Got it. What's the difference between video_path and fragment_video_path? In my understanding, video_path is the path to the video to be processed. But in upload_video_without_audio function in chat_model.py, fragment_video_path is used as a parameter of load_video function.

Espere-1119-Song commented 7 months ago

fragment_video_path stores the video clips read by the sliding window

liziming5353 commented 7 months ago

So need I prepare the video clips in advance or it will be generated automatically?

Espere-1119-Song commented 7 months ago

no needs, it will be generated automatically

liziming5353 commented 7 months ago

Where does it generated? I don't find it. The first time fragment_video_path is used seems to be as a parameter of load_video in upload_video_without_audio function.

liziming5353 commented 7 months ago
image
Espere-1119-Song commented 7 months ago

you can run it and print the path to see:)

liziming5353 commented 7 months ago

I have run it. I set the fragment_video_path to "~/video_frames_moviechat" which is an empty folder. An error occurred:

image
Espere-1119-Song commented 7 months ago

because fragment_video_path needs to be a mp4 file, not a dictionary:)

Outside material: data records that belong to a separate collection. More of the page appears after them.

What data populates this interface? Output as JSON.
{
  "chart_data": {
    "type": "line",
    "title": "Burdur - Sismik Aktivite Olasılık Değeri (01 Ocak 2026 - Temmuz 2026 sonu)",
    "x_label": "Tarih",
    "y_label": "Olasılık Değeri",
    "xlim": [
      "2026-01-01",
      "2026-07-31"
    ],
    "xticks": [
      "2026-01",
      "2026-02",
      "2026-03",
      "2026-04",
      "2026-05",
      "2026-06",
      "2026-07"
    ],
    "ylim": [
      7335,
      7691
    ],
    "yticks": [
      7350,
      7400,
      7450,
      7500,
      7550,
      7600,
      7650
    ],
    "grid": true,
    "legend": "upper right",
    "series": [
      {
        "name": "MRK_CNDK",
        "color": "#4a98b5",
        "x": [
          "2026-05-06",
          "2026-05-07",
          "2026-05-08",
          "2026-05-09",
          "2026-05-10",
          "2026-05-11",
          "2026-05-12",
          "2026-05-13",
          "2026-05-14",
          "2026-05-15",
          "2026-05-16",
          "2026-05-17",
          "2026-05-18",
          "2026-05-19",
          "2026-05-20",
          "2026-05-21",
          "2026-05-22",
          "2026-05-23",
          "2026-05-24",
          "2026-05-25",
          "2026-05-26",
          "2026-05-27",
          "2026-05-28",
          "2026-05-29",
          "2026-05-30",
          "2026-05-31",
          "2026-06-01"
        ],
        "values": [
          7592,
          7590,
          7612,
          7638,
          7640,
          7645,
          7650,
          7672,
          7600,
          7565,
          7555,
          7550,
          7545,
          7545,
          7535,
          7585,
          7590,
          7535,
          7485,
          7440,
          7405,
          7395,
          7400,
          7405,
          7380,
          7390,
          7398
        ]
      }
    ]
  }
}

liziming5353 commented 7 months ago

So fragment_video_path and video_path are the same video?

Espere-1119-Song commented 7 months ago

no, fragment_video_path is a tmp mp4 file

liziming5353 commented 7 months ago

But I only have one video to be processed and you said that fragment_video_path will be generated. So I am confused... Could you give me a sample?

liziming5353 commented 7 months ago

It seems a bug in pypi code. In github code, the capture_video function write the tmp video file, and return the path. But in pypi code, the capture_video function does not write the tmp video file but still return the path. So the error above occurred.